Requisitos para a concessão, manutenção e revisão da pensão especial:
O decreto elenca os seguintes requisitos para a fruição da pensão especial:
I - a inscrição regular no Cadastro de Pessoa Física - CPF;
II - a apresentação de documento pessoal de identificação oficial com foto da criança ou do adolescente ou, na impossibilidade desse, a certidão de nascimento;
III - a inscrição e a atualização, a cada vinte e quatro meses, contados a partir da data de inclusão ou da última atualização ou revalidação no Cadastro Único para Programas Sociais do Governo Federal - CadÚnico, contemplada a informação referente ao CPF do requerente e de todos os membros da família; e
IV - a apresentação de um dos seguintes documentos que relacionem o fato a um feminicídio:
a) o auto de prisão em flagrante;
b) o decreto de prisão preventiva;
c) a portaria inaugural do inquérito policial;
d) o relatório de conclusão do inquérito policial;
e) o oferecimento da denúncia;
f) decisão cautelar ou de mérito que enquadre o fato como feminicídio; ou
g) a sentença penal condenatória transitada em julgado.

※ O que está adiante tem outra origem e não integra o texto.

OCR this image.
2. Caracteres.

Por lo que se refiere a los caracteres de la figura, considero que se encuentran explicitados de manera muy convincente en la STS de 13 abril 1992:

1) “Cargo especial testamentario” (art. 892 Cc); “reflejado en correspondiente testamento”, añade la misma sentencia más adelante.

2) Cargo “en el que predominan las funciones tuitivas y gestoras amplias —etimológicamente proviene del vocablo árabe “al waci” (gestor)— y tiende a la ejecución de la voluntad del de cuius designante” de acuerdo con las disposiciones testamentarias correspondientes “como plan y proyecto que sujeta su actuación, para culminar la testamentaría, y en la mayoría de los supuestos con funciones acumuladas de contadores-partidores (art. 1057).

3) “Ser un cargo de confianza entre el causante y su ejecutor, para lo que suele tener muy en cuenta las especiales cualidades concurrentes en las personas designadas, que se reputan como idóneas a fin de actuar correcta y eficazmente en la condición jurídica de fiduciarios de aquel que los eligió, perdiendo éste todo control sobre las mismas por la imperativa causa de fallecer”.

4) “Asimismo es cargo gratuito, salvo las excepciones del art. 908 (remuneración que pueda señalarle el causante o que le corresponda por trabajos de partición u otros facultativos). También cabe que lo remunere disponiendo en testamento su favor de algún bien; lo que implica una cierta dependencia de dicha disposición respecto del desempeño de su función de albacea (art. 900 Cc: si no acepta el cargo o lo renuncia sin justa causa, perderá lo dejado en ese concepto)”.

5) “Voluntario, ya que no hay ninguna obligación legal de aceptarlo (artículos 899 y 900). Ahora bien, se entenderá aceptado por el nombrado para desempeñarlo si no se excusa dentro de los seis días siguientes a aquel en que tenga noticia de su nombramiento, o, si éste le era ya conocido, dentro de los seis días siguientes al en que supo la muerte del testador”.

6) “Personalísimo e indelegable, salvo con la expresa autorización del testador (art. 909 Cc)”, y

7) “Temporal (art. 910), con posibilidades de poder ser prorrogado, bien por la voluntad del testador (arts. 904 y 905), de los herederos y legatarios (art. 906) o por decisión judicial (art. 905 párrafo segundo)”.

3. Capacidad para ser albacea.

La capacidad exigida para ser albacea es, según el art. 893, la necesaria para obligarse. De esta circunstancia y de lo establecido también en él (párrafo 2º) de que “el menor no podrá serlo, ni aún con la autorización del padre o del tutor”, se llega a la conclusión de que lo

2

Na hipótese de a pensão ser devida ao dependente da mulher vítima de feminicídio, deverá ser apresentado, ainda:
I - o termo de guarda, provisória ou definitiva;
II - o termo de tutela, provisória ou definitiva; ou
III - outro documento que comprove a relação de dependência da criança ou do adolescente com a mulher vítima de feminicídio.
Cessação do benefício:
O pagamento da cota individual da pensão especial cessa nas seguintes hipóteses:
I - pela morte do filho ou do dependente;
II - quando o filho ou o dependente completar dezoito anos;
III - quando for identificada a superação do limite de renda familiar mensal per capita durante o período de vinte e quatro meses consecutivos, observado o direito ao contraditório e à ampla defesa;
IV - pela identificação de irregularidade na concessão ou na manutenção da pensão, observado o direito ao contraditório e à ampla defesa;
V - quando a sentença transitada em julgado não qualificar o fato como feminicídio;
VI - quando for aplicada medida socioeducativa ao beneficiário, mediante sentença com trânsito em julgado, pela prática de ato infracional análogo ao crime de feminicídio, consumado ou tentado, como autor, coautor ou partícipe, ressalvados os absolutamente incapazes e os inimputáveis;
VII - quando as informações familiares no CadÚnico ou a certidão do processo judicial não sejam atualizadas em até noventa dias após a suspensão decorrente da não apresentação da documentação exigida.
Como caiu em prova
Veja só como o tema relacionado à dignidade da pessoa humana pode surgir em prova de concurso:
CESPE - MPU A dignidade da pessoa humana, um dos fundamentos da República Federativa do Brasil, apresenta-se como direito de proteção individual em relação ao Estado e aos demais indivíduos e como dever fundamental de tratamento igualitário dos próprios semelhantes. Gabarito: Certo
Ótimo tema para provas de direito constitucional. Muita atenção!